The move is not jiving well with current Public Mobile customers - not only will they be forced to upgrade their handsets to something compatible with the new network, but their plans will eventually be discontinued and they will be forced to opt for a more expensive TELUS plan. For a company that catered to low-income Canadians, we can see why they would be angered by the switch.
TELUS cites economic viability, saying that the Public Mobile network is small and outdated (which is technically true - the Public Mobile network operates on older CDMA technology). Moving them to their national 4G network will help to ensure continued profitability on their part - having 250K+ new phones sales isn't going to hurt them either.
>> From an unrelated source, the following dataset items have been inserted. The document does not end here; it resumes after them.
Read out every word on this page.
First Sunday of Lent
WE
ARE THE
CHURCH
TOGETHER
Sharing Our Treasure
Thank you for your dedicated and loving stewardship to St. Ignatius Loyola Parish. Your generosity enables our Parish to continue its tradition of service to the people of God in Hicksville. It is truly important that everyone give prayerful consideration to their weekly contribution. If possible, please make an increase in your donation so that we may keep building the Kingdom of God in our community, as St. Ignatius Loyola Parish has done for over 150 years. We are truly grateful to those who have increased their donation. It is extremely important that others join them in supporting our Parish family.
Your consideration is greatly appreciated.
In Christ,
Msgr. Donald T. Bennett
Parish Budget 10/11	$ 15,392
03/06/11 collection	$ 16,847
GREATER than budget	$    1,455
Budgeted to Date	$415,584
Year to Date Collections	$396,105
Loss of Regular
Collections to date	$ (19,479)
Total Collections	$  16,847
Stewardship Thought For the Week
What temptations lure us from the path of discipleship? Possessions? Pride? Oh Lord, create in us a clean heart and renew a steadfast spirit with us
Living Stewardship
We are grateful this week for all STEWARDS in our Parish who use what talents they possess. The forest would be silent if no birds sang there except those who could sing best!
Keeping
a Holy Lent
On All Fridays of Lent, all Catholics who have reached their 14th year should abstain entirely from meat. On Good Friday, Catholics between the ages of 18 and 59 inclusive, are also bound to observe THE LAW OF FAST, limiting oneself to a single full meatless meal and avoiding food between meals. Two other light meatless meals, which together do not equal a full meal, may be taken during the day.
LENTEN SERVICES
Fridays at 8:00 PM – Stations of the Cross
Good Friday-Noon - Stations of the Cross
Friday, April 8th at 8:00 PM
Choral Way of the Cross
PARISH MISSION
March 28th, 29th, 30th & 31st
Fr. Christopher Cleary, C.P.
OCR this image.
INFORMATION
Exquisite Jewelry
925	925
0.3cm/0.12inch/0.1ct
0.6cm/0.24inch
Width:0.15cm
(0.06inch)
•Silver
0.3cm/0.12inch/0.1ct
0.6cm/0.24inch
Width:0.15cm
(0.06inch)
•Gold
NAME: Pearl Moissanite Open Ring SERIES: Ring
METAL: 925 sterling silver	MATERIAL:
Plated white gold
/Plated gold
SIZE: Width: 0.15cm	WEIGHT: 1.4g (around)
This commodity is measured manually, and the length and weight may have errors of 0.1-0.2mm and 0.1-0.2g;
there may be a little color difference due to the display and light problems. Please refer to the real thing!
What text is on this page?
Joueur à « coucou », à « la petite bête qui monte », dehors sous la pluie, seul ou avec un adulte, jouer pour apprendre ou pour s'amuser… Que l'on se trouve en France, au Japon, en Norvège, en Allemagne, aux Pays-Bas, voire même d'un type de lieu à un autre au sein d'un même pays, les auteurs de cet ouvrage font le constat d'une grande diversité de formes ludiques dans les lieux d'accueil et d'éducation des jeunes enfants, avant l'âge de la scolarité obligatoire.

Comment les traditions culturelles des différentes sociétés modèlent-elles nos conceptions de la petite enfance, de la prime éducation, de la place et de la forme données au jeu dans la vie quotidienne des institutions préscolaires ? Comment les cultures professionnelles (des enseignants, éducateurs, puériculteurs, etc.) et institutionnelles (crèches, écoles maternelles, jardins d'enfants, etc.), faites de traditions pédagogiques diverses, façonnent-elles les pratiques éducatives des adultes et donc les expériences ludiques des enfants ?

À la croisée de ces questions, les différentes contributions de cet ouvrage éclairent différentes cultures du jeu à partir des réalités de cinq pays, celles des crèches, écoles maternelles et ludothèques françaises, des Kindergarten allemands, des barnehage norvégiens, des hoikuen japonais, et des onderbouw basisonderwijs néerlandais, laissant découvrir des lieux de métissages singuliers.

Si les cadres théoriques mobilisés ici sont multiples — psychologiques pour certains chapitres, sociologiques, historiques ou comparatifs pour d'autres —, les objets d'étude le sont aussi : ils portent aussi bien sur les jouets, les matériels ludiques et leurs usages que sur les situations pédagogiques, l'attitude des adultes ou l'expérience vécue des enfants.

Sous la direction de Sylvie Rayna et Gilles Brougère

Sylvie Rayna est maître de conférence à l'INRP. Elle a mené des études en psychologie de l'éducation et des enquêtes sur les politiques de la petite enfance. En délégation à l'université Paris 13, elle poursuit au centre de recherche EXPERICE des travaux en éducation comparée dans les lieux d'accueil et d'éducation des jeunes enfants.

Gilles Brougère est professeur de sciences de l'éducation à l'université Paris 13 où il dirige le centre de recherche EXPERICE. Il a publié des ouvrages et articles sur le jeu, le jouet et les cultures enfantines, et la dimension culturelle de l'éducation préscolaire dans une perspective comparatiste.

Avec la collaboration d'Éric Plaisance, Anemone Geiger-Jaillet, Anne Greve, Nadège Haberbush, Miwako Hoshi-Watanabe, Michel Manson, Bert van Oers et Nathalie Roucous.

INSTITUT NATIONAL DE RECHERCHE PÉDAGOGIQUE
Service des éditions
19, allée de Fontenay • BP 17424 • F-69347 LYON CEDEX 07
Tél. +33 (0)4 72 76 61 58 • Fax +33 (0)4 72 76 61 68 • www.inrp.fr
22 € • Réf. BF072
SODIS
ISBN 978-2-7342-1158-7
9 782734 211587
Current customers will be offered at least one month of free service and discounts on smartphones, and the $19 Talk & Text plan will remain in place until the end of the year. That will leave a struggling Mobilicity and WIND as the only new entrants to move to - but unfortunately for Montreal customers, neither operates in Quebec.
We knew since the buyout that this would eventually happen. The arrival of Koodo phones at Public Mobile stores this week confirmed the inevitable change had begun.
Public Mobile's life was short-lived - they formed in 2008 when they purchased their spectrum license for $52M (over an area that covers 19 million Canadians), launched their mobile network in Toronto and Montreal in 2010, and were acquired by TELUS in 2013.